When it feels impossible to get through
If you are a parent who struggles with day-to-day communication with your teen, it may be time to take a close look at what led you to this place. Is there a crack in the foundation of your relationship? What needs to be repaired? In my coaching experience, repairing a splintered foundation begins with reassessing respect. Examine what respect means to you and how you show it to your teen. Consider how her needs have changed since childhood and how she may need to be respected differently. Begin to make shifts in your parenting approach that demonstrate respect. Keep in mind that as you do so, you are modeling for her the behavior you wish to see.
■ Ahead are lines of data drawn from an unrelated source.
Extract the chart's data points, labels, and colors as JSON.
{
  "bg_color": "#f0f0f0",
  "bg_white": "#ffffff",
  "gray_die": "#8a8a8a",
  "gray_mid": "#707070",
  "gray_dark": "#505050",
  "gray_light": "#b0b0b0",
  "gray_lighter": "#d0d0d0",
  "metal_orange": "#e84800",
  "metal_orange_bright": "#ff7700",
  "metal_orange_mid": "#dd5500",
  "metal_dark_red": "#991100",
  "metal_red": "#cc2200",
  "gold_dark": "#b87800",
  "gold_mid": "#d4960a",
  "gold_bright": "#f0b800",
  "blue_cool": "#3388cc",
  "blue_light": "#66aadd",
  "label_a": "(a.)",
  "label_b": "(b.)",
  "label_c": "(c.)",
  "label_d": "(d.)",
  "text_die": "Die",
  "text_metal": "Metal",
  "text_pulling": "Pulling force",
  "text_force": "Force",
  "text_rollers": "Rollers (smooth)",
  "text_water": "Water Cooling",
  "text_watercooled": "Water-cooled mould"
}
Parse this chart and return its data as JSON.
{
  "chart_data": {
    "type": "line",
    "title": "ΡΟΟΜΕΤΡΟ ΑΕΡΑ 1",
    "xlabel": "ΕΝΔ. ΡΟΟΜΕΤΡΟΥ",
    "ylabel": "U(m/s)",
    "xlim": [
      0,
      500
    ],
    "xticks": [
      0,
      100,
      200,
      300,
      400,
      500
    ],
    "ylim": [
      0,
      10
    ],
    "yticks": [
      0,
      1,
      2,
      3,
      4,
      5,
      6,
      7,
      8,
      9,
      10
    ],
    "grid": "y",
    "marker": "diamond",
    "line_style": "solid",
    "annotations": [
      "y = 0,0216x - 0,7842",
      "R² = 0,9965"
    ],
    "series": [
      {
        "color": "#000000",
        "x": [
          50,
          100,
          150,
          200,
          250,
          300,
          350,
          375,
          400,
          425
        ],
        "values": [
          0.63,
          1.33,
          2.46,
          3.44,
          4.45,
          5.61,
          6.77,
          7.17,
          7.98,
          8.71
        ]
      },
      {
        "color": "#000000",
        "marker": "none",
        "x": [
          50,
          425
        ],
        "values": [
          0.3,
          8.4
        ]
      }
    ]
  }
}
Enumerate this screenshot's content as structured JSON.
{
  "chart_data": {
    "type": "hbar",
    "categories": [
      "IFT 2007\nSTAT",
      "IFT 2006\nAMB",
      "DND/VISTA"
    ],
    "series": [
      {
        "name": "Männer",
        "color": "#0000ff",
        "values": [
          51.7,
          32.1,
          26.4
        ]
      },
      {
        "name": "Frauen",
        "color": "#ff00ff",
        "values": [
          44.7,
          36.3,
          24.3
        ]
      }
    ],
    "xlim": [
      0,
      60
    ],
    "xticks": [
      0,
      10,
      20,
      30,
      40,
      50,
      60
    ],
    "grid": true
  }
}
If the relationship and communication cracks are deep, it can be extremely helpful to involve a third party in the rebuilding process. Family or parent-teen coaching can help redefine respect, deepen empathy, and strengthen the lines of communication. A former teen client put it, “It is hard for a teenager to communicate with their parents. Erica was able to help me figure out how to communicate what I wanted and needed from my parents and understand what they wanted and needed from me. Before that it was like we were speaking two different languages, they didn’t understand and I didn’t understand.”